There are even question marks about Chelsea's Belgian contingent, despite the fact that their team has won both games and has qualified for the second round. Prior to the tournament, there was much talk about Hazard having failed to reproduce his mesmeric club form on the international stage and, having watched Belgium's first two games, it is easy to see why. While the squad is filled with gifted players, the tactic appears to be that once Hazard has possession he no longer needs the assistance of his teammates; the result being that he is left consistently isolated and outnumbered. There have been glimpses of his genius -- as seen in his assists for the winning goals against Algeria and Russia -- though far too few for anyone's liking. Another factor is the slow tempo employed by Belgium and it is no surprise that those two assists arrived when the pace quickened.
Elsewhere in their team, Romelu Lukaku has flattered to deceive. The striker has exhibited little movement and poor body language as he ambled through both Belgium's opening fixtures before being substituted for the much livelier Divock Origi. Lukaku might point to an injury picked up in the build up to the tournament as mitigation, but Jose Mourinho is not likely to have been too impressed by his performances. The Portuguese, however, will have been encouraged by the returning Thibaut Courtois who has looked steady if unspectacular in both matches.
In a similar vein to Belgium, Brazil have spluttered rather than cruised into the knockout stages with both Ramires and Willian used sparingly. Oscar shone in the opening day win over Croatia, netting the final goal, but has only flickered since then.
Away from the established stars, the World Cup has also allowed Chelsea supporters to run the rule over two of their loanees. Kenneth Omeruo has not looked out of place at international level for Nigeria and will have pleased his club manager; as will Christian Atsu whose pace and trickery have caught the eye for Ghana. If he can add a decent final ball to his repertoire then Chelsea could have yet more competition in attacking areas of the squad.
All in all, Chelsea's presence in Brazil has not yet been an especially productive one, though there is a silver lining. For starters, it is not inconceivable that some of those currently starring in South America could end up in West London. The Blues are looking for strikers and Colombian Jackson Martinez's name has often been linked with the club of late. His goalscoring exploits will certainly have been noted by Mourinho, as will those of his teammate James Rodriguez.

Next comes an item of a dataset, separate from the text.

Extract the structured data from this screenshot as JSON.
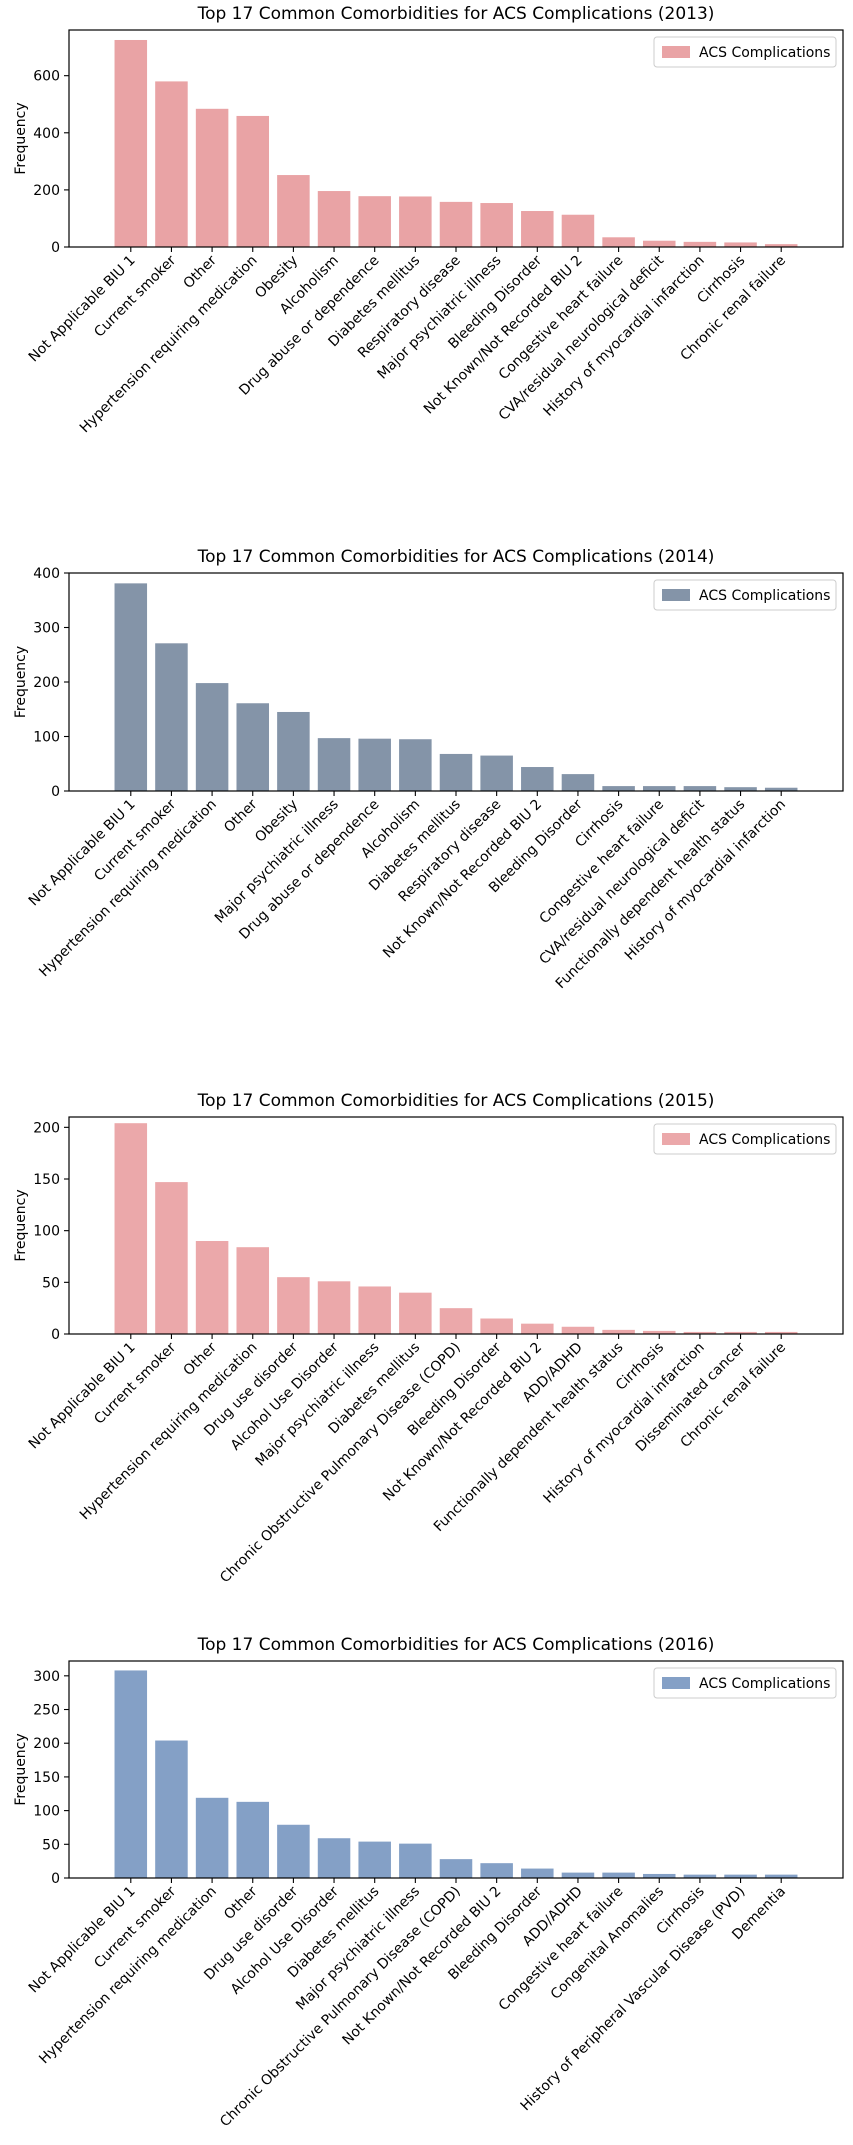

But more importantly, the relative failures of those at the World Cup could actually have a positive effect on Chelsea's forthcoming season. The campaign following a major summer international tournament is often blighted at the start for the top clubs due to the fatigue of those that competed deep into the latter stages. While that issue might affect Hazard, Courtois, Ramires, Oscar and Andre Schurrle amongst others, there will be no such problem for the rest. Azpilicueta, Fabregas, Costa, Torres and Cahill will now be able to get a decent preseason under their belt along with the likes of John Terry, Nemanja Matic and Branislav Ivanovic and those others that did not take part in the World Cup.
Those returning early from Brazil might have be hugely disappointed at this moment in time, though their sadness will be assuaged should it give them the stamina to win major silverware for Chelsea next season.